The one-day labor win for the faculty, adjuncts, post-doc fellows, counselors, and librarians at the planned week-long strike at California State University (CSU) is probably the best unexpected political news for 2024, so I’m banking it. I had planned to write a PMC column urging my fellow citizens to join the SSU faculty at the picket lines.

The party was already over when I announced the end of the strike on my weekly radio show, ‘Deconstructing Media,’ on KSVY 91.3 FM (Wednesdays, 3-4pm). I never even got around to revisiting my old grad school alma mater at SSU to walk the line with my former professors. 

The chancellors and trustees of CSU, who had been playing hardball at the bargaining table with the delegation from the California Faculty Association (CFA), were quick to recognize that it was a mistake to call the CFA’s bluff. The union was unified and rock solid. Day of the strike, no one was in the school. Even the students came out to cheer on their teachers.

The CSU management thought that they would do what academics have traditionally done: write angry letters to the campus paper, fall into disarray over internal conflicts, and collapse. Did not happen. 

It’s clear from their public statements that the SSU management expected the strike to fizzle out. That institutional careerist fear factor is what has reduced the academic class from once being the intellectual and moral leaders of their region into being subordinated civil servants in a dead-end job that pays poorly and is no longer respected as a cultural institution. 

That expectation was clear from a statement in the PD prior to the strike. “Jeffery Keating (spokesman for SSU HR department) announced Wednesday that the Rohnert Park campus would be ‘open and operational’ from Jan. 22-26, the days of the planned strike. While ‘Classes have not been canceled during that period, and we do not intend to cancel any classes,’ he wrote, ‘Individual faculty members might decide to strike that week, which could result in individual classes being canceled.’’’ 

Had the solidarity not held, all of them, especially the adjuncts and post-docs who will probably never have tenure, would have committed a career-ending mistake. That’s the essence of union solidarity. We must trust our fellow workers. If it works, we win our modest demands. If we lose, the careers that we spent decades cultivating can be erased by the bureaucrats who hold all the real power at the university.

There’s more to this story than you’ll likely hear on MSM. The CFA has formed a bridge organization, Academic Labor Relations (ALR), based at UC Sacramento, to assist academic leaders in building up their organizing skills and provides deep training and legal advice to do the hard prep work necessary to create a robust union that can stand up to the Chancellors, Trustees, and campus management.
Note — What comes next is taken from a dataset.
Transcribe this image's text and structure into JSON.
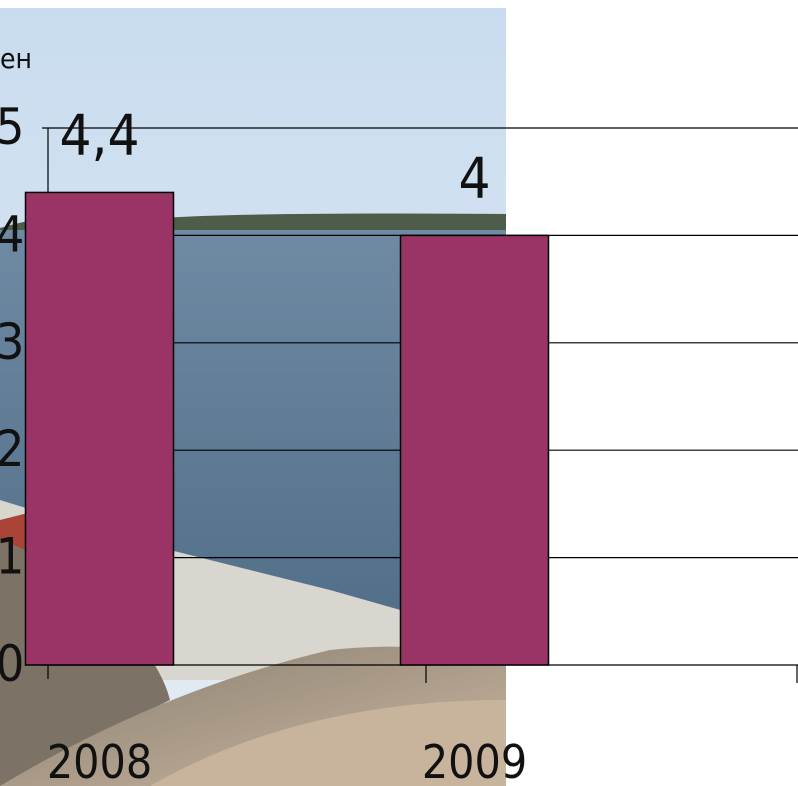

The ALR is teaching the same suite of organizing techniques used to great effect by UAW to instruct CFA leadership through this collaborative relationship. UAW, under Sean Fein, has been remarkably effective in galvanizing the labor movement in the auto industry and now in academic work. 

One of the domains of the labor market that UAW (United Auto Workers) has entered is university teachers and instructors to form UAW (United Academic Workers). UAW is the union for the other major academic federation in the state, the University of California (UC) system. 

The UC system, which is known for the premier tier schools like UC Berkeley, UCLA, and University of San Diego, which does most of the research and confers prestigious advanced degrees, had a major strike in 2022 under the direction of UAW, which set up the groundwork for the big win at the CSU system by CFA. Sean Fein and his hard-core crew of dedicated union activists are teaching the teachers how to fight back. And it’s working!